In how many ways can we arrange the eight rooks so that no rook can take any other?

How many five-digit numbers are there which are written the same from left to right and from right to left? For example the numbers \(54345\) and \(12321\) satisfy the condition, but the numbers \(23423\) and \(56789\) do not.

A set is a collection of elements where each element appears only once. The elements are not ordered, and there is no rule connecting them. Even a set with no elements (an empty set) counts as a set. The collections \(\{a,b,c,d\}\) and \(\{3,2,45,1,0,\pi\}\) are both examples of sets.

Let \(C\) be a set with \(n\) elements. How many different sets can be formed using the elements of \(C\)?

There are six letters in the alphabet of the Gloops. A word is any sequence of six letters that has at least two identical letters. How many words are there in the language of the Gloops?

A rectangular parallelepiped of the size \(m\times n\times k\) is divided into unit cubes. How many rectangular parallelepipeds are formed in total (including the original one)?

In the Land of Linguists live \(m\) people, who have opportunity to speak \(n\) languages.
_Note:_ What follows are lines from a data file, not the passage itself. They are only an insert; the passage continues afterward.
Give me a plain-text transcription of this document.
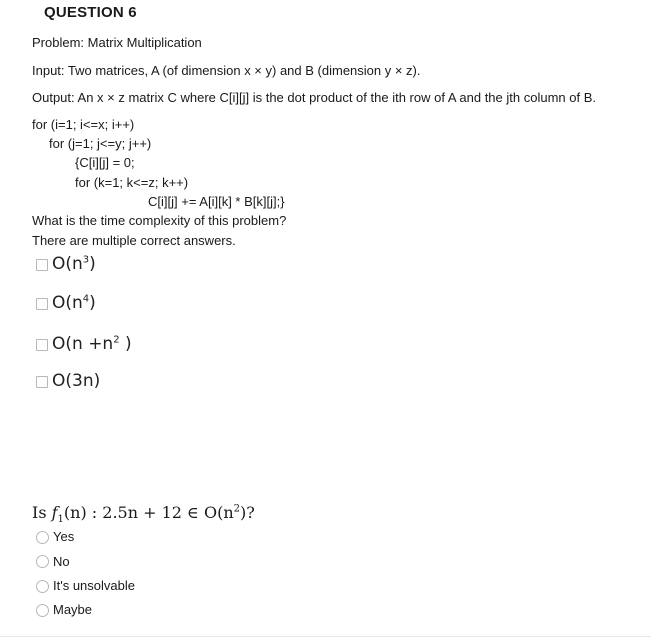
QUESTION 6
Problem: Matrix Multiplication
Input: Two matrices, A (of dimension x × y) and B (dimension y × z).
Output: An x × z matrix C where C[i][j] is the dot product of the ith row of A and the jth column of B.
for (i=1; i<=x; i++)
for (j=1; j<=y; j++)
{C[i][j] = 0;
for (k=1; k<=z; k++)
C[i][j] += A[i][k] * B[k][j];}
What is the time complexity of this problem?
There are multiple correct answers.
$O(n^3)$
$O(n^4)$
$O(n +n^2$ )
O(3n)
Is $f_1(n)$ : 2.5n + 12 ∈ $O(n^2)$?
Yes
No
It's unsolvable
Maybe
Each person knows exactly three languages, and the sets of known languages may be different for different people. It is known that \(k\) is the maximum number of people, any two of whom can talk without interpreters. It turned out that \(11n \leq k \leq m/2\). Prove that then there are at least \(mn\) pairs of people in the country who will not be able to talk without interpreters.